We’ve been publishing our newest title, Ontario Construction News, for a little less than two weeks. It’s still far too early to make firm calculations and projections, but right now it looks like we’ve achieved 2 per cent market share — hardly overwhelming, but really close to my original business plan projections of 2.5 per cent market share through the first two months of publication.
Our new business has unique marketing challenges and opportunities. For one thing, we can determine the exact market size, at least in the number of sales because our formerly-monopoly status competitor publishes its market data openly, in a searchable database. And since the legal notice advertisements we are publishing are required by statute and regulation in Ontario, we know that we can’t expect to grow the market beyond what we see (unless of course the overall construction market grows and there are more projects completed or otherwise subject to the required legal notices.)
For the past few days, I’ve been vacillating between hope and excitement and frustration about our marketing and business development process. After all, it is quite a lot of work to produce an eight page daily PDF newspaper when we may have one $250 paid ad occupying about 1/16 of a singe page every two days. On the other hand, our costs are so effectively under control that even at the absurdly low market share (and with pricing upwards of 50 per cent less than the competition) we can hang on without depleting capital with the ability to pay key cash costs out of operating revenues.
Still, the question arises — how can we grow from 2 per cent market share to 5 per cent, to 10 per cent — to, wouldn’t it be great — 20 per cent or more?

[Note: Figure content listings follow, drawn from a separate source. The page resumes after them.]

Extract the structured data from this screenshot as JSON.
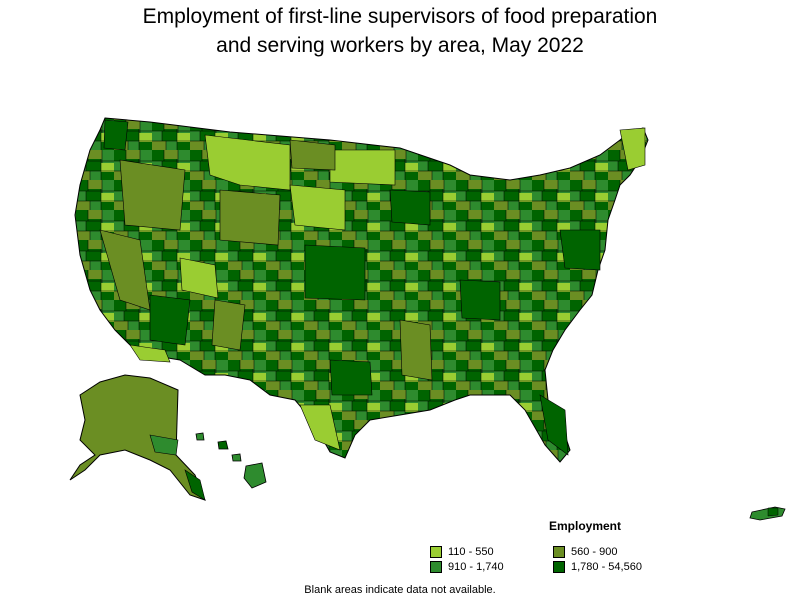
{
  "title": {
    "line1": "Employment of first-line supervisors of food preparation",
    "line2": "and serving workers by area, May 2022"
  },
  "legend": {
    "title": "Employment",
    "items": [
      {
        "label": "110 - 550",
        "color": "#9acd32"
      },
      {
        "label": "560 - 900",
        "color": "#6b8e23"
      },
      {
        "label": "910 - 1,740",
        "color": "#2e8b2e"
      },
      {
        "label": "1,780 - 54,560",
        "color": "#006400"
      }
    ]
  },
  "footnote": "Blank areas indicate data not available."
}
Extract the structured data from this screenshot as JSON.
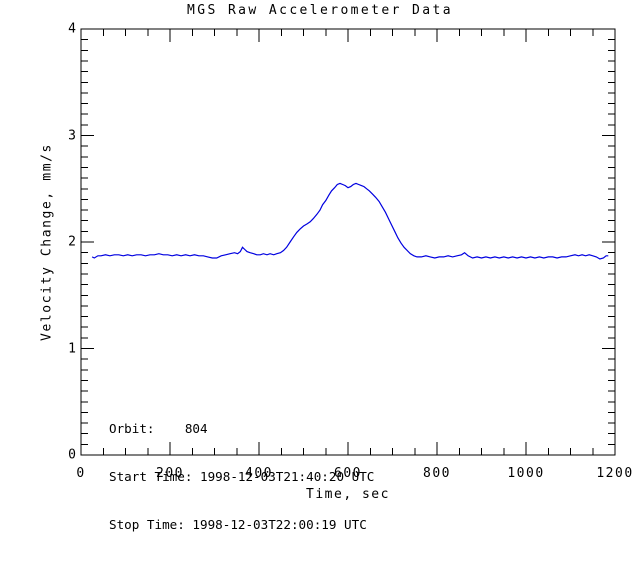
{
  "chart_data": {
    "type": "line",
    "title": "MGS Raw Accelerometer Data",
    "xlabel": "Time, sec",
    "ylabel": "Velocity Change, mm/s",
    "xlim": [
      0,
      1200
    ],
    "ylim": [
      0,
      4
    ],
    "xticks_major": [
      0,
      200,
      400,
      600,
      800,
      1000,
      1200
    ],
    "xtick_minor_step": 50,
    "yticks_major": [
      0,
      1,
      2,
      3,
      4
    ],
    "ytick_minor_step": 0.1,
    "grid": "off",
    "legend": "none",
    "line_color": "#0000e0",
    "frame_color": "#000000",
    "background": "#ffffff",
    "series": [
      {
        "name": "velocity-change",
        "points": [
          [
            25,
            1.86
          ],
          [
            30,
            1.85
          ],
          [
            38,
            1.87
          ],
          [
            45,
            1.87
          ],
          [
            55,
            1.88
          ],
          [
            65,
            1.87
          ],
          [
            75,
            1.88
          ],
          [
            85,
            1.88
          ],
          [
            95,
            1.87
          ],
          [
            105,
            1.88
          ],
          [
            115,
            1.87
          ],
          [
            125,
            1.88
          ],
          [
            135,
            1.88
          ],
          [
            145,
            1.87
          ],
          [
            155,
            1.88
          ],
          [
            165,
            1.88
          ],
          [
            175,
            1.89
          ],
          [
            185,
            1.88
          ],
          [
            195,
            1.88
          ],
          [
            205,
            1.87
          ],
          [
            215,
            1.88
          ],
          [
            225,
            1.87
          ],
          [
            235,
            1.88
          ],
          [
            245,
            1.87
          ],
          [
            255,
            1.88
          ],
          [
            265,
            1.87
          ],
          [
            275,
            1.87
          ],
          [
            285,
            1.86
          ],
          [
            295,
            1.85
          ],
          [
            305,
            1.85
          ],
          [
            315,
            1.87
          ],
          [
            325,
            1.88
          ],
          [
            335,
            1.89
          ],
          [
            345,
            1.9
          ],
          [
            352,
            1.89
          ],
          [
            358,
            1.91
          ],
          [
            363,
            1.95
          ],
          [
            368,
            1.93
          ],
          [
            373,
            1.91
          ],
          [
            380,
            1.9
          ],
          [
            388,
            1.89
          ],
          [
            395,
            1.88
          ],
          [
            403,
            1.88
          ],
          [
            410,
            1.89
          ],
          [
            418,
            1.88
          ],
          [
            425,
            1.89
          ],
          [
            433,
            1.88
          ],
          [
            440,
            1.89
          ],
          [
            448,
            1.9
          ],
          [
            455,
            1.92
          ],
          [
            462,
            1.95
          ],
          [
            470,
            2.0
          ],
          [
            478,
            2.05
          ],
          [
            485,
            2.09
          ],
          [
            492,
            2.12
          ],
          [
            500,
            2.15
          ],
          [
            508,
            2.17
          ],
          [
            515,
            2.19
          ],
          [
            522,
            2.22
          ],
          [
            530,
            2.26
          ],
          [
            537,
            2.3
          ],
          [
            543,
            2.35
          ],
          [
            550,
            2.39
          ],
          [
            557,
            2.44
          ],
          [
            563,
            2.48
          ],
          [
            570,
            2.51
          ],
          [
            576,
            2.54
          ],
          [
            582,
            2.55
          ],
          [
            588,
            2.54
          ],
          [
            594,
            2.53
          ],
          [
            600,
            2.51
          ],
          [
            606,
            2.52
          ],
          [
            612,
            2.54
          ],
          [
            618,
            2.55
          ],
          [
            624,
            2.54
          ],
          [
            630,
            2.53
          ],
          [
            636,
            2.52
          ],
          [
            642,
            2.5
          ],
          [
            648,
            2.48
          ],
          [
            655,
            2.45
          ],
          [
            662,
            2.42
          ],
          [
            670,
            2.38
          ],
          [
            677,
            2.33
          ],
          [
            684,
            2.28
          ],
          [
            691,
            2.22
          ],
          [
            698,
            2.16
          ],
          [
            705,
            2.1
          ],
          [
            712,
            2.04
          ],
          [
            719,
            1.99
          ],
          [
            726,
            1.95
          ],
          [
            733,
            1.92
          ],
          [
            740,
            1.89
          ],
          [
            748,
            1.87
          ],
          [
            755,
            1.86
          ],
          [
            765,
            1.86
          ],
          [
            775,
            1.87
          ],
          [
            785,
            1.86
          ],
          [
            795,
            1.85
          ],
          [
            805,
            1.86
          ],
          [
            815,
            1.86
          ],
          [
            825,
            1.87
          ],
          [
            835,
            1.86
          ],
          [
            845,
            1.87
          ],
          [
            855,
            1.88
          ],
          [
            862,
            1.9
          ],
          [
            870,
            1.87
          ],
          [
            880,
            1.85
          ],
          [
            890,
            1.86
          ],
          [
            900,
            1.85
          ],
          [
            910,
            1.86
          ],
          [
            920,
            1.85
          ],
          [
            930,
            1.86
          ],
          [
            940,
            1.85
          ],
          [
            950,
            1.86
          ],
          [
            960,
            1.85
          ],
          [
            970,
            1.86
          ],
          [
            980,
            1.85
          ],
          [
            990,
            1.86
          ],
          [
            1000,
            1.85
          ],
          [
            1010,
            1.86
          ],
          [
            1020,
            1.85
          ],
          [
            1030,
            1.86
          ],
          [
            1040,
            1.85
          ],
          [
            1050,
            1.86
          ],
          [
            1060,
            1.86
          ],
          [
            1070,
            1.85
          ],
          [
            1080,
            1.86
          ],
          [
            1090,
            1.86
          ],
          [
            1100,
            1.87
          ],
          [
            1110,
            1.88
          ],
          [
            1118,
            1.87
          ],
          [
            1126,
            1.88
          ],
          [
            1134,
            1.87
          ],
          [
            1142,
            1.88
          ],
          [
            1150,
            1.87
          ],
          [
            1158,
            1.86
          ],
          [
            1166,
            1.84
          ],
          [
            1174,
            1.85
          ],
          [
            1180,
            1.87
          ],
          [
            1185,
            1.87
          ]
        ]
      }
    ]
  },
  "annotations": {
    "orbit_line": "Orbit:    804",
    "start_line": "Start Time: 1998-12-03T21:40:20 UTC",
    "stop_line": "Stop Time: 1998-12-03T22:00:19 UTC"
  },
  "layout_colors": {
    "text": "#000000"
  }
}
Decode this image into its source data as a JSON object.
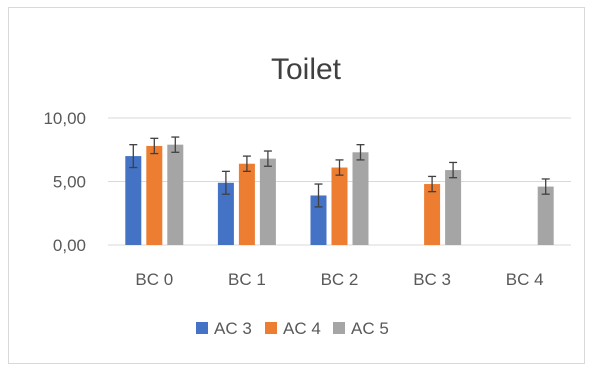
{
  "chart_data": {
    "type": "bar",
    "title": "Toilet",
    "xlabel": "",
    "ylabel": "",
    "categories": [
      "BC 0",
      "BC 1",
      "BC 2",
      "BC 3",
      "BC 4"
    ],
    "yticks": [
      "0,00",
      "5,00",
      "10,00"
    ],
    "ylim": [
      0,
      10
    ],
    "grid": true,
    "legend_position": "bottom",
    "series": [
      {
        "name": "AC 3",
        "color": "#4472C4",
        "values": [
          7.0,
          4.9,
          3.9,
          null,
          null
        ],
        "errors": [
          0.9,
          0.9,
          0.9,
          null,
          null
        ]
      },
      {
        "name": "AC 4",
        "color": "#ED7D31",
        "values": [
          7.8,
          6.4,
          6.1,
          4.8,
          null
        ],
        "errors": [
          0.6,
          0.6,
          0.6,
          0.6,
          null
        ]
      },
      {
        "name": "AC 5",
        "color": "#A5A5A5",
        "values": [
          7.9,
          6.8,
          7.3,
          5.9,
          4.6
        ],
        "errors": [
          0.6,
          0.6,
          0.6,
          0.6,
          0.6
        ]
      }
    ]
  }
}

And this is where things get challenging. While we have a good idea of who our customers “should” be — it will take some effort to break the inertia and satisfy them that we are delivering the promised value.
Consider these points:
- Our sales are a one-off deal, though some clients need to purchase the product several times a year;
- The day-to-day function of placing orders will generally be delegated to a clerical/accounting person, without much decision-making authority;
- The person placing the orders will generally not be spending her/his own money;
- The budget line item significance of these ads, in comparison to an overall project value, is insignificant;
- Some advertisements are placed by much larger organizations and government agencies. Finding the decision-maker who would actually set the rules and processes will be like finding a needle in a haystack; and
- Finally, there is inertia: The old system works, it is safe to use, so why change
Our approach to overcoming these problems includes:
- Strategic alliance with DataBid.com, which has a solid list of potential customers, and also helps by providing crucial project information data;
- Self-marketing in our own publications (obviously);
- Association strategic alliances (just getting started, and may prove to be effective); and
- Google AdWords — In theory, these ads should be inexpensive as there is no keyword competition, but Google uses artificial intelligence to set “what the traffic will bear” prices. It is still early but we are getting some business this way.
At our weekly planning meeting yesterday, we discussed some other ideas but I’ll keep these under wraps until they are proven — I realize I am writing in an open place and the competition can read every word. (But everything here should be clearly visible to the competition, whether or not I write this note in public.)
Here’s a question for you. Given the details here (and any questions you may wish to ask by comment below or direct email to buckshon@constructionmarketingideas.com) are there any things you would do differently in the circumstances?
It seems quite unusual for me as a marketing expert to ask for marketing advice from my readers, but right now I’m living through a real-life start-up experience and good ideas are welcome from everywhere I can find them.